VACostCutting

Thursday, March 30, 2006

Hope for the future

So I was going to post some comments on “debt” today, in light of the continuing back and forth over transportation funding.

It strikes me as odd that much of the 2004 debate was centered around “securing the AAA bond rating,” and to me the only need to “secure” it would be so that we could utilize the rating to fund projects. Yet, now that we have it secured, there are some folks in Richmond who don’t want to actually utilize that great bond rating (with rates so low that they’re are about half of prime) to fund road project, yet they’re more than happy to take on debt to pay for higher education or a statewide radio network, including commitments to about $1.3 billion in capital projects next year with no money attached to actually pay for it…

But I digress... more on that another time.

For now, I wanted to point out this article by Dan Lips from The Heritage Foundation on school choice and how the issue is finally starting to pick up some national momentum.
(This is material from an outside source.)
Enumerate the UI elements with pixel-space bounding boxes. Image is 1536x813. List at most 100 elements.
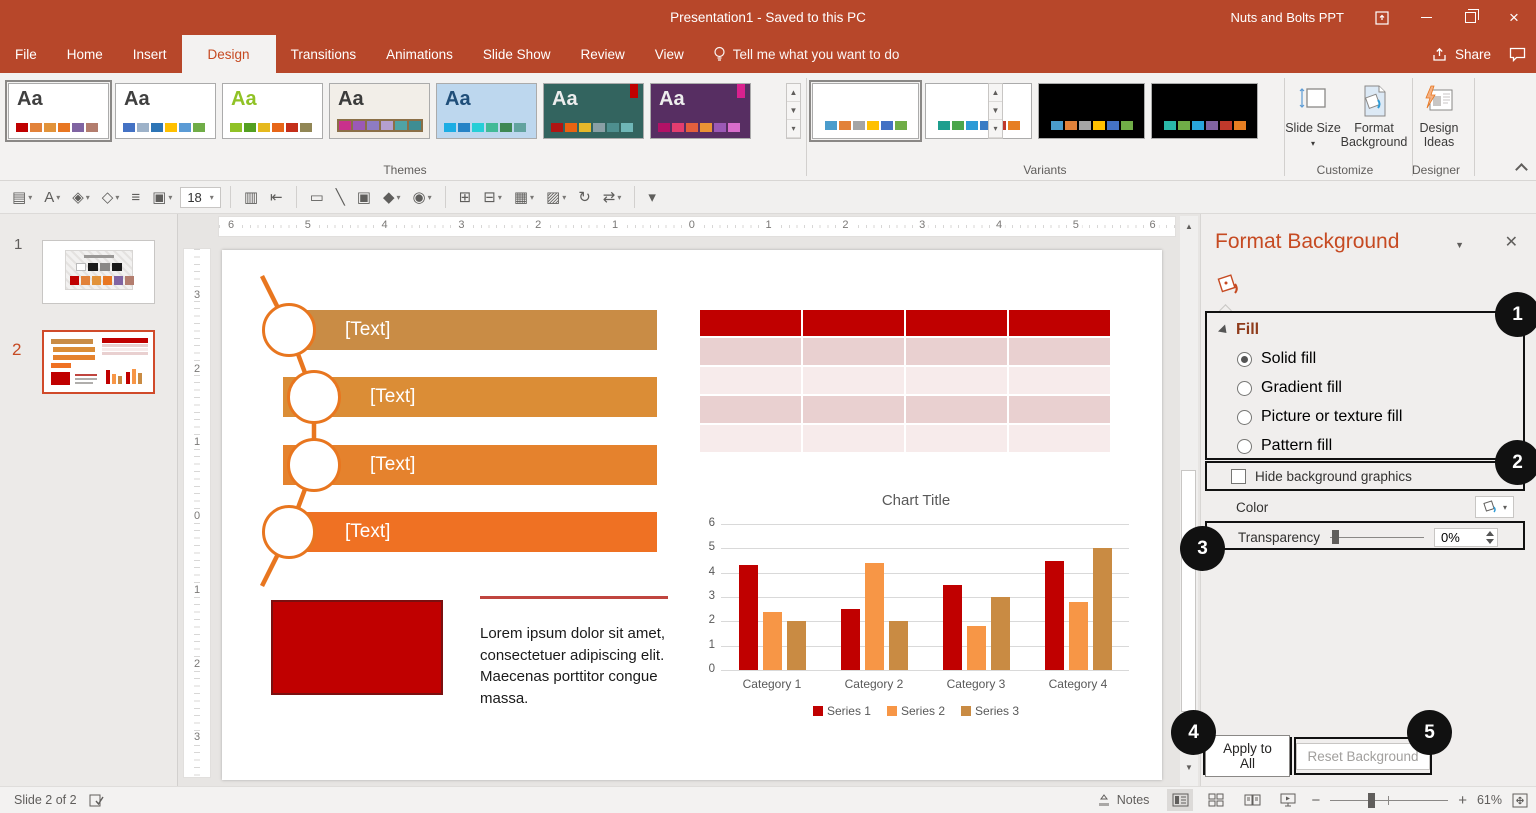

President Bush’s 2007 budget includes funding for the Opportunity Scholarships for Kids initiative. This program would establish federal grants to local scholarship organizations to allow children to attend private schools, which is similar to legislation introduced by Delegate Saxman here in Virginia during this year’s session (HB1294).
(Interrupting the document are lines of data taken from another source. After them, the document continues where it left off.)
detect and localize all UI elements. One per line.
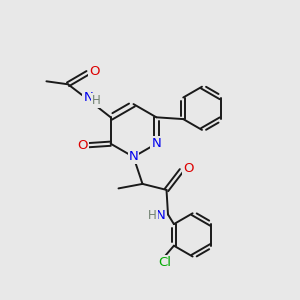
Text: H: H bbox=[148, 209, 157, 223]
Text: N: N bbox=[156, 209, 165, 223]
Text: H: H bbox=[92, 94, 100, 107]
Text: Cl: Cl bbox=[158, 256, 171, 269]
Text: N: N bbox=[83, 91, 93, 104]
Text: O: O bbox=[89, 65, 99, 78]
Text: O: O bbox=[183, 162, 194, 176]
Text: O: O bbox=[77, 139, 88, 152]
Text: N: N bbox=[129, 150, 138, 164]
Text: N: N bbox=[152, 137, 161, 150]
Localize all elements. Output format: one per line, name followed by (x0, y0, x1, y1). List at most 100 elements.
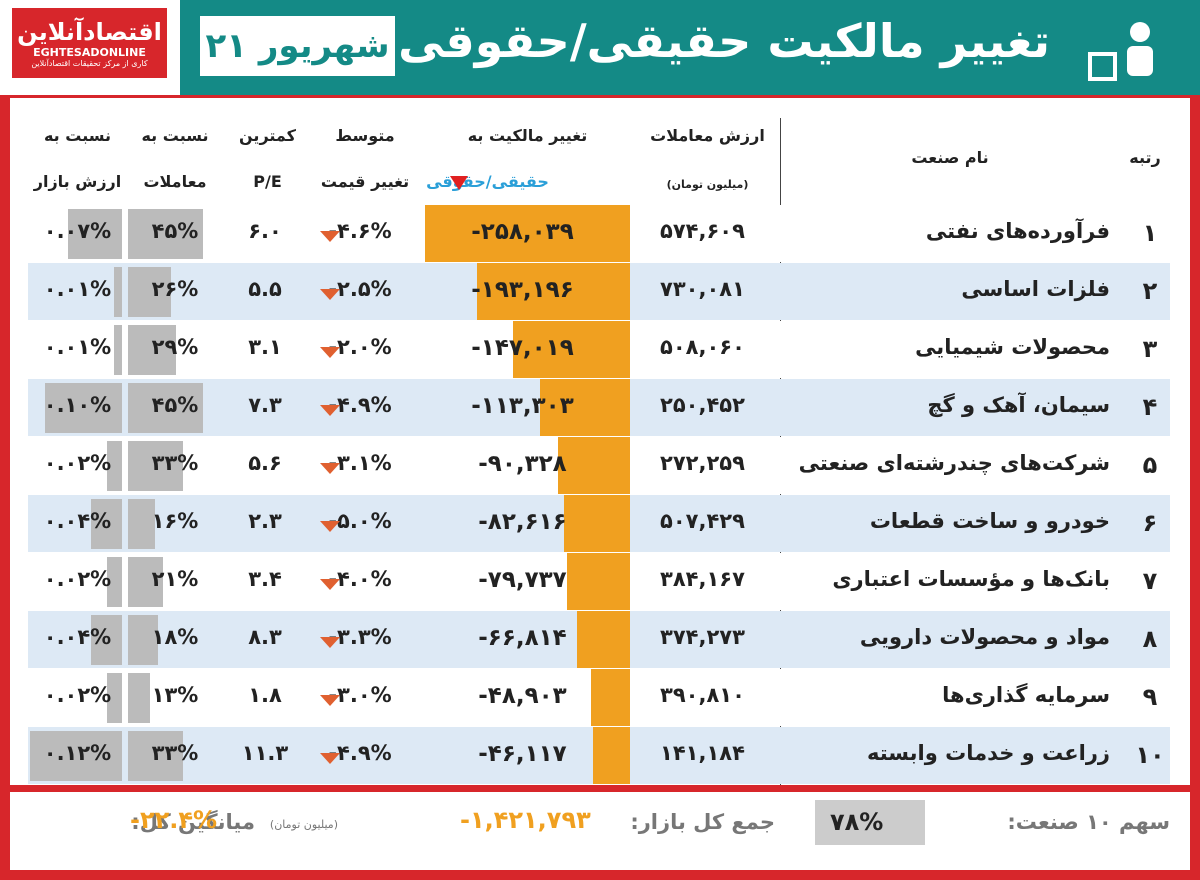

“What works, say Feulner, Wilson and a host of others, is parents directing their children’s education and school systems providing choices to meet those needs.

Ask Catherine Hill.

As the guardian of three children who use opportunity scholarships to attend private schools in Washington, D.C., Hill understands the value of real choice in a school system.
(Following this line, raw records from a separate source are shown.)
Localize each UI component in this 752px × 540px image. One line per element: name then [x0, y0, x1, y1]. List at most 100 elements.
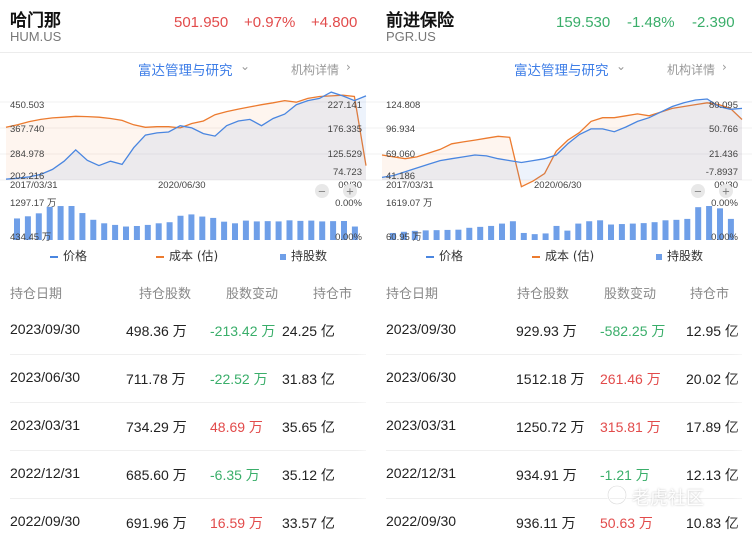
column-value[interactable]: 持仓市	[313, 287, 353, 302]
table-row[interactable]: 2023/06/30 711.78 万 -22.52 万 31.83 亿	[0, 354, 376, 402]
holding-chart[interactable]: 124.808 96.934 69.060 41.186 80.095 50.766 21.…	[376, 88, 752, 244]
cost-area	[382, 102, 742, 187]
holding-bar	[608, 224, 614, 240]
column-date[interactable]: 持仓日期	[10, 287, 63, 302]
row-divider	[386, 402, 742, 403]
institution-detail-link[interactable]: 机构详情	[667, 63, 716, 77]
holding-bar	[695, 207, 702, 240]
holding-bar	[221, 221, 228, 240]
holding-bar	[232, 223, 238, 240]
legend-cost-label: 成本 (估)	[169, 249, 219, 263]
holding-bar	[542, 233, 549, 240]
holding-bar	[400, 231, 407, 240]
share-change: -6.35 万	[210, 467, 260, 483]
y-axis-right-label: 21.436	[709, 149, 738, 160]
holding-bar	[351, 226, 358, 240]
x-axis-label: 2017/03/31	[10, 180, 58, 191]
holding-bar	[210, 217, 217, 240]
holding-bar	[319, 221, 326, 240]
table-row[interactable]: 2023/03/31 1250.72 万 315.81 万 17.89 亿	[376, 402, 752, 450]
price-legend-icon	[426, 255, 434, 258]
table-row[interactable]: 2022/12/31 685.60 万 -6.35 万 35.12 亿	[0, 450, 376, 498]
zoom-out-button[interactable]	[315, 184, 329, 198]
minus-icon: −	[694, 187, 702, 198]
zoom-in-button[interactable]	[719, 184, 733, 198]
share-change: 315.81 万	[600, 419, 661, 435]
holding-bar	[166, 222, 173, 240]
holding-bar	[112, 224, 119, 240]
y-axis-left-label: 367.740	[10, 124, 44, 135]
holding-bar	[297, 220, 304, 240]
plus-icon: +	[346, 187, 354, 198]
holding-bar	[68, 206, 75, 240]
institution-link[interactable]: 富达管理与研究	[514, 63, 609, 79]
holding-date: 2023/03/31	[10, 417, 81, 433]
column-change[interactable]: 股数变动	[604, 287, 657, 302]
table-row[interactable]: 2023/03/31 734.29 万 48.69 万 35.65 亿	[0, 402, 376, 450]
holding-bar	[14, 218, 20, 240]
holding-value: 31.83 亿	[282, 371, 335, 387]
pct-top-label: 0.00%	[335, 198, 362, 209]
y-axis-right-label: 125.529	[328, 149, 362, 160]
column-shares[interactable]: 持仓股数	[139, 287, 192, 302]
plus-icon: +	[722, 187, 730, 198]
legend-price-label: 价格	[63, 249, 88, 263]
column-shares[interactable]: 持仓股数	[517, 287, 570, 302]
institution-row: 富达管理与研究 ⌄ 机构详情 ›	[376, 55, 752, 81]
holding-bar	[411, 230, 418, 240]
holding-chart[interactable]: 450.503 367.740 284.978 202.216 227.141 176.3…	[0, 88, 376, 244]
institution-detail-link[interactable]: 机构详情	[291, 63, 340, 77]
holding-bar	[520, 232, 527, 240]
share-change: -22.52 万	[210, 371, 268, 387]
stock-header[interactable]: 哈门那 HUM.US 501.950 +0.97% +4.800	[0, 0, 376, 52]
holding-bar	[531, 234, 538, 240]
table-row[interactable]: 2023/06/30 1512.18 万 261.46 万 20.02 亿	[376, 354, 752, 402]
holding-bar	[57, 206, 64, 240]
legend-holding-label: 持股数	[667, 249, 704, 263]
holding-bar	[35, 213, 42, 240]
cost-line	[5, 94, 367, 166]
holding-bar	[564, 230, 571, 240]
stock-header[interactable]: 前进保险 PGR.US 159.530 -1.48% -2.390	[376, 0, 752, 52]
column-value[interactable]: 持仓市	[690, 287, 730, 302]
zoom-out-button[interactable]	[691, 184, 705, 198]
column-change[interactable]: 股数变动	[226, 287, 279, 302]
legend-cost: 成本 (估)	[156, 247, 218, 265]
chevron-right-icon[interactable]: ›	[346, 60, 351, 74]
chevron-down-icon[interactable]: ⌄	[240, 59, 251, 73]
stock-name: 哈门那	[10, 11, 61, 31]
table-row[interactable]: 2022/12/31 934.91 万 -1.21 万 12.13 亿	[376, 450, 752, 498]
table-row[interactable]: 2023/09/30 929.93 万 -582.25 万 12.95 亿	[376, 306, 752, 354]
stock-panel-pgr: 前进保险 PGR.US 159.530 -1.48% -2.390 富达管理与研…	[376, 0, 752, 540]
chevron-right-icon[interactable]: ›	[722, 60, 727, 74]
legend-holding: 持股数	[656, 247, 703, 265]
volume-top-label: 1297.17 万	[10, 198, 56, 209]
institution-row: 富达管理与研究 ⌄ 机构详情 ›	[0, 55, 376, 81]
holding-shares: 1512.18 万	[516, 371, 585, 387]
table-row[interactable]: 2022/09/30 936.11 万 50.63 万 10.83 亿	[376, 498, 752, 540]
zoom-in-button[interactable]	[343, 184, 357, 198]
x-axis-label: 2017/03/31	[386, 180, 434, 191]
x-axis-label: 2020/06/30	[534, 180, 582, 191]
holding-shares: 936.11 万	[516, 515, 576, 531]
y-axis-left-label: 284.978	[10, 149, 44, 160]
institution-link[interactable]: 富达管理与研究	[138, 63, 233, 79]
y-axis-left-label: 124.808	[386, 100, 420, 111]
pct-bottom-label: 0.00%	[335, 232, 362, 243]
holding-value: 12.13 亿	[686, 467, 739, 483]
divider	[376, 52, 752, 53]
holding-value: 24.25 亿	[282, 323, 335, 339]
holding-bar	[586, 221, 593, 240]
chevron-down-icon[interactable]: ⌄	[616, 59, 627, 73]
holding-bar	[727, 218, 734, 240]
holding-bar	[618, 224, 625, 240]
holding-value: 17.89 亿	[686, 419, 739, 435]
pct-bottom-label: 0.00%	[711, 232, 738, 243]
share-change: 48.69 万	[210, 419, 263, 435]
table-row[interactable]: 2022/09/30 691.96 万 16.59 万 33.57 亿	[0, 498, 376, 540]
column-date[interactable]: 持仓日期	[386, 287, 439, 302]
holding-bar	[286, 220, 293, 240]
volume-bottom-label: 60.95 万	[386, 232, 422, 243]
table-row[interactable]: 2023/09/30 498.36 万 -213.42 万 24.25 亿	[0, 306, 376, 354]
stock-change-pct: +0.97%	[244, 14, 296, 31]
Ms. Hill’s nephew, Eric, had reached age 8 without learning to read. School officials were preparing to send him to special education. But he received a voucher, transferred to St. Gabriel’s Catholic School and has been thriving in his new classroom. Now, he not only reads, he receives perfect scores on his spelling tests.

“He’s so proud,” Hill says. “He recently told me, ‘Auntie, this is the best school you could have put me in.’”


All kids deserve the chance to feel as proud as Eric.